Overall, however, the future looks bright for the employment law sector. With a steady stream of diverse cases flowing through and a number of key decisions likely to have significant implications for many New Zealand businesses, the nation’s employment lawyers are unlikely to sit idle any time soon.

“Employment lawyers are useful both during times of recession and economic buoyancy and this helps practitioners ride the economic waves,” says Schirnack. “In times of economic buoyancy, we have more instructions linked to corporate transactions, development of incentive and retention programs, investment in protective measures such as compliance training, and policy development and litigating issues of ‘principle’ even when settlement may be the cheaper option.”

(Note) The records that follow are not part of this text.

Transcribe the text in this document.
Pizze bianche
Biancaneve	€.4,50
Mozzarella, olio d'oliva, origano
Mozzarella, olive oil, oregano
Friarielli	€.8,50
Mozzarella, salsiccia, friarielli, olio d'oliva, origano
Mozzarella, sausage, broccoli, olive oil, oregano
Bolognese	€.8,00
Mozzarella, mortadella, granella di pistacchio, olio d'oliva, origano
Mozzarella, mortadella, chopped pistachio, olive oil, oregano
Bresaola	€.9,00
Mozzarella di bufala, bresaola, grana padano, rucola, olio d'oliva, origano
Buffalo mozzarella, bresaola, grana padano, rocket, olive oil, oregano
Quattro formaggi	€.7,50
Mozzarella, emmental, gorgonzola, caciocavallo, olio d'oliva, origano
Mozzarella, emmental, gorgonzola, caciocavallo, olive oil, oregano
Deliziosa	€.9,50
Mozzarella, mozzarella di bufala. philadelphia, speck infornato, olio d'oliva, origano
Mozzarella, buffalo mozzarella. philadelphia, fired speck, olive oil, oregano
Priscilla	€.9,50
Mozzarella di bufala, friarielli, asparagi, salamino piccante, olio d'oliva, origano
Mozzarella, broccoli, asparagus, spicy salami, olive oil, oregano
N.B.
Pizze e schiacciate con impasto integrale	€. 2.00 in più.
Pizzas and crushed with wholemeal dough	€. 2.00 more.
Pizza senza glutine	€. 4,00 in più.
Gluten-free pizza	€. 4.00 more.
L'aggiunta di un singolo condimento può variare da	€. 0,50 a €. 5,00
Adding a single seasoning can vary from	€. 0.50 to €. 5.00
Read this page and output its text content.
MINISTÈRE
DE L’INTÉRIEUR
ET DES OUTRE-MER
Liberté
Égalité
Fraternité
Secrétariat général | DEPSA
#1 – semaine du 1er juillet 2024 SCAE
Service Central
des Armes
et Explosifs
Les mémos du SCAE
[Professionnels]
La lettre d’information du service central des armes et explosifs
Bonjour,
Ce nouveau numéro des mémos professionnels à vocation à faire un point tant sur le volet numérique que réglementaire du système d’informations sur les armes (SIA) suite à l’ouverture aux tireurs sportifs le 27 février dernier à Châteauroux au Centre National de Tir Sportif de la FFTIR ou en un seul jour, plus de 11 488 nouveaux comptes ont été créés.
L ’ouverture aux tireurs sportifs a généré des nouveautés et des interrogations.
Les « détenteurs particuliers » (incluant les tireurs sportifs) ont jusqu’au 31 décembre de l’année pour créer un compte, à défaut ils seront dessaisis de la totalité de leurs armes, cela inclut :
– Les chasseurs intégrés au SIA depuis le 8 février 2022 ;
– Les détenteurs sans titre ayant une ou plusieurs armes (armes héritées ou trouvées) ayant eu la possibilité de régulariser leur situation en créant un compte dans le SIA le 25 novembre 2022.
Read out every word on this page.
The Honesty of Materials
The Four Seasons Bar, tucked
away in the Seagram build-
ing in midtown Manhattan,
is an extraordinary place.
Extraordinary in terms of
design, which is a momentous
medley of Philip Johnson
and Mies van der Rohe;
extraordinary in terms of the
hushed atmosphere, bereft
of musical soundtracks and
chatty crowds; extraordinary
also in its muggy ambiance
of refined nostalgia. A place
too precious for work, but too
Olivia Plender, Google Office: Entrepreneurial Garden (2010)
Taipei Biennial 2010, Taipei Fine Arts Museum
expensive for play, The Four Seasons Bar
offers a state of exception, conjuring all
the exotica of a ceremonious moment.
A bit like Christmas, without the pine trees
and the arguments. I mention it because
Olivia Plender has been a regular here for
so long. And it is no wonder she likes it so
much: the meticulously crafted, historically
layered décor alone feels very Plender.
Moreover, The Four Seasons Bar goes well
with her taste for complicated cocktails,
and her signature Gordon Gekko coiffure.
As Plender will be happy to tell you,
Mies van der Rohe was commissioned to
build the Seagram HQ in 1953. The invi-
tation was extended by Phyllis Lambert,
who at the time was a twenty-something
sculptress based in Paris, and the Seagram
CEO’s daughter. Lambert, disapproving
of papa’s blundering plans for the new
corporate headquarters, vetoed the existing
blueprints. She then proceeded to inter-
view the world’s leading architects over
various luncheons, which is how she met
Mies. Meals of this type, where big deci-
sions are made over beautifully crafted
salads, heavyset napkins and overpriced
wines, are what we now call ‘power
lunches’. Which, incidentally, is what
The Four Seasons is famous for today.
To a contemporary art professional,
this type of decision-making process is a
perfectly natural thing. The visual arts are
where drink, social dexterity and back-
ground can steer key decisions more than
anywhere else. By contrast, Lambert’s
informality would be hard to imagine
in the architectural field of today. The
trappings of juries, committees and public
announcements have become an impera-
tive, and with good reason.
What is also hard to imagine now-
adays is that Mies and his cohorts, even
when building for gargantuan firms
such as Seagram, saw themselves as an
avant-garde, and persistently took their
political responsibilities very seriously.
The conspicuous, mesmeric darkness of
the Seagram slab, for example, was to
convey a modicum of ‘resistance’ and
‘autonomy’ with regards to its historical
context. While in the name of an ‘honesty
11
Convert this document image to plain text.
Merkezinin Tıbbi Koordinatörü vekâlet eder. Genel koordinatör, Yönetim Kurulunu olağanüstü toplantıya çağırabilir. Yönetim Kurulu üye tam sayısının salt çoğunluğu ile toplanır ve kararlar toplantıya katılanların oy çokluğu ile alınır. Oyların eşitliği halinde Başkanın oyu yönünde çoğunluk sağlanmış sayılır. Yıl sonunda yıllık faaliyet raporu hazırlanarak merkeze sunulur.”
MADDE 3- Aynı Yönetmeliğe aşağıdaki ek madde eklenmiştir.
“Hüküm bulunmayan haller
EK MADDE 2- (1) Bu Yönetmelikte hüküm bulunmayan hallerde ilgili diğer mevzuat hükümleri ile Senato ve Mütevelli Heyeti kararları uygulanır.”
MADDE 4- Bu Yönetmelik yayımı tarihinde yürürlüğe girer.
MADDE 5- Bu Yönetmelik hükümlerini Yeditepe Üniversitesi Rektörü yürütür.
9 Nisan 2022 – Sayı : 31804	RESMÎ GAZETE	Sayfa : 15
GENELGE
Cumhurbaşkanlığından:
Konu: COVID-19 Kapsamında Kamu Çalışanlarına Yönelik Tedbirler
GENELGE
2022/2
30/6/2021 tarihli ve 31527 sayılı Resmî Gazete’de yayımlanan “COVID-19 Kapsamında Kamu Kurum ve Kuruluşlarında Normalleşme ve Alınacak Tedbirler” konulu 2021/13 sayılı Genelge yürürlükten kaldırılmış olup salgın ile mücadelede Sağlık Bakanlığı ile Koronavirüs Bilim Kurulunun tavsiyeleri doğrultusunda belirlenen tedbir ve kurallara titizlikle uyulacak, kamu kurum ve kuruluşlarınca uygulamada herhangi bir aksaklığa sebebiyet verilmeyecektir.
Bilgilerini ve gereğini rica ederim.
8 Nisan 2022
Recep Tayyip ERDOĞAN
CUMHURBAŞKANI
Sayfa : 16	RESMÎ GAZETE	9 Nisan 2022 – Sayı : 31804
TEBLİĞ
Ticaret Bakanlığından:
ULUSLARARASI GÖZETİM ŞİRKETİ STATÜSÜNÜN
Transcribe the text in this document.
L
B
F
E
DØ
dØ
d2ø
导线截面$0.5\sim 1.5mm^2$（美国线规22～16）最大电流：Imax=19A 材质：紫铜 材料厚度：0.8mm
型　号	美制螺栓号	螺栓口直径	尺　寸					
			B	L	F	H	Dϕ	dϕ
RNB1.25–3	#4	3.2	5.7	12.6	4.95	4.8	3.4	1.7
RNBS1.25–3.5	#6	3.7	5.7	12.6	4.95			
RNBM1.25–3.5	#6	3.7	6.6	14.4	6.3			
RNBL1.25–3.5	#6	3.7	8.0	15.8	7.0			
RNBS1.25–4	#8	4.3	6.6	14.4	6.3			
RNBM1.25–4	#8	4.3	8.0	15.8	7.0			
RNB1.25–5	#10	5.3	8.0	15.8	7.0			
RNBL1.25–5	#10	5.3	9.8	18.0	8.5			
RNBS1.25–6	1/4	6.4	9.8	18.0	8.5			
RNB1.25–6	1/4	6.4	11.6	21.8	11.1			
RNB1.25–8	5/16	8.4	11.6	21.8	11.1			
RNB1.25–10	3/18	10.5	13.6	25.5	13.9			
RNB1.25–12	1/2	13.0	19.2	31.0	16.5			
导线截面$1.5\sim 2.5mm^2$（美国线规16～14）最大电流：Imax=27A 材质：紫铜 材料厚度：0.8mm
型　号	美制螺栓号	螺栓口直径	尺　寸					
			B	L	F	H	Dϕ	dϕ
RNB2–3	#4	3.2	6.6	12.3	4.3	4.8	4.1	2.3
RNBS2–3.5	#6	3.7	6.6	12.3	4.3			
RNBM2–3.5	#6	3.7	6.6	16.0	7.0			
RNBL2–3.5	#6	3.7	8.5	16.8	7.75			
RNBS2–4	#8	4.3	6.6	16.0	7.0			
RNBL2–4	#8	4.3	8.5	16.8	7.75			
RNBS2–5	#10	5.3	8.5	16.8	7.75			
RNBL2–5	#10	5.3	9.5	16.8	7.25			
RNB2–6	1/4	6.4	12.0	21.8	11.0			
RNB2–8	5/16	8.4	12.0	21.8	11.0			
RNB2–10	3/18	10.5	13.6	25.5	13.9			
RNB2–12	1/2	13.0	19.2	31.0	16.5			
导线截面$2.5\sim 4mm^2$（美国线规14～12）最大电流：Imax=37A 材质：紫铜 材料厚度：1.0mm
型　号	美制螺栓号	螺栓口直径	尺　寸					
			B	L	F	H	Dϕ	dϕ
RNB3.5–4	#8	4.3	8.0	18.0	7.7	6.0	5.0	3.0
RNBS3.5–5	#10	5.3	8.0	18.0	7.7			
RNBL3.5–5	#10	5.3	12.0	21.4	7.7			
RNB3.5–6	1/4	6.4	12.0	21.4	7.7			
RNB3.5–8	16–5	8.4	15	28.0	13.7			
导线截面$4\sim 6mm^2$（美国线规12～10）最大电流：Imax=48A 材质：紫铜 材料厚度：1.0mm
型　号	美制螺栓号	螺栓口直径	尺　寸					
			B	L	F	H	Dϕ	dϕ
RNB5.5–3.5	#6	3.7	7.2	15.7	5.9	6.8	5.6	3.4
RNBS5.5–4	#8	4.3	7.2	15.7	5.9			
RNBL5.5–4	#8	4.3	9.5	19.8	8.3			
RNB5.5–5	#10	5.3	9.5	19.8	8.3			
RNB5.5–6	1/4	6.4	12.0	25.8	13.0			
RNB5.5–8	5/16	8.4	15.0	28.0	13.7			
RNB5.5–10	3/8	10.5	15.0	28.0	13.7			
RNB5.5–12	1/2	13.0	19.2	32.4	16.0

Kathryn Beck“It matters. Whether you look at it from a social or economic perspective, employment relationships and the workplace are a fundamental part of our society ... It is also constantly evolving, as you would expect given its function, which makes it interesting and challenging for practitioners in the area.”

Kathryn Beck,
Swarbrick Beck Mackinnon

Simon Lapthorne“I am excited by the interesting and varied nature of the work. Employment law involves litigation and disputes as well as advisory work and generally no two days are the same. The human element ensures it is never dull!”

Simon Lapthorne,
Simpson Grierson

Peter Kiely“What keeps me motivated is the diversity of the work in the employment law field. Every day is different and a challenge. And, of course, helping clients come up with practical solutions for their problems is always interesting and rewarding. Also, helping people achieve what they consider a fair and reasonable result is mutually desirable and good for society.”

Peter Kiely, 
Kiely Thompson Caisley

Megan Richards“The variety – no two cases are the same! On any given day, we could be providing health and safety advice to an employer, assisting another client in investigating serious misconduct, and then providing immigration advice to Nigella Lawson (as we did earlier this year!).”

Megan Richards, 
Minter Ellison Rudd Watts

Richard McIlraith“Every day is different and you are dealing with ‘real issues’, which means it is never boring – far from it! I also enjoy that you have exposure to many different industries and workplaces.”

Richard McIlraith,
Russell McVeagh

Andrew Schirnack“While it’s a long time since I have been shocked, I am still intrigued by the bad, and regularly appalling, behaviour engaged in by employees at all levels of seniority. So, in terms of the fact patterns, there’s little chance of boredom. The fact that the area is regularly subject to amendment or evolution, and there is always scope to make advances with case law, makes for an intellectually engaging area.”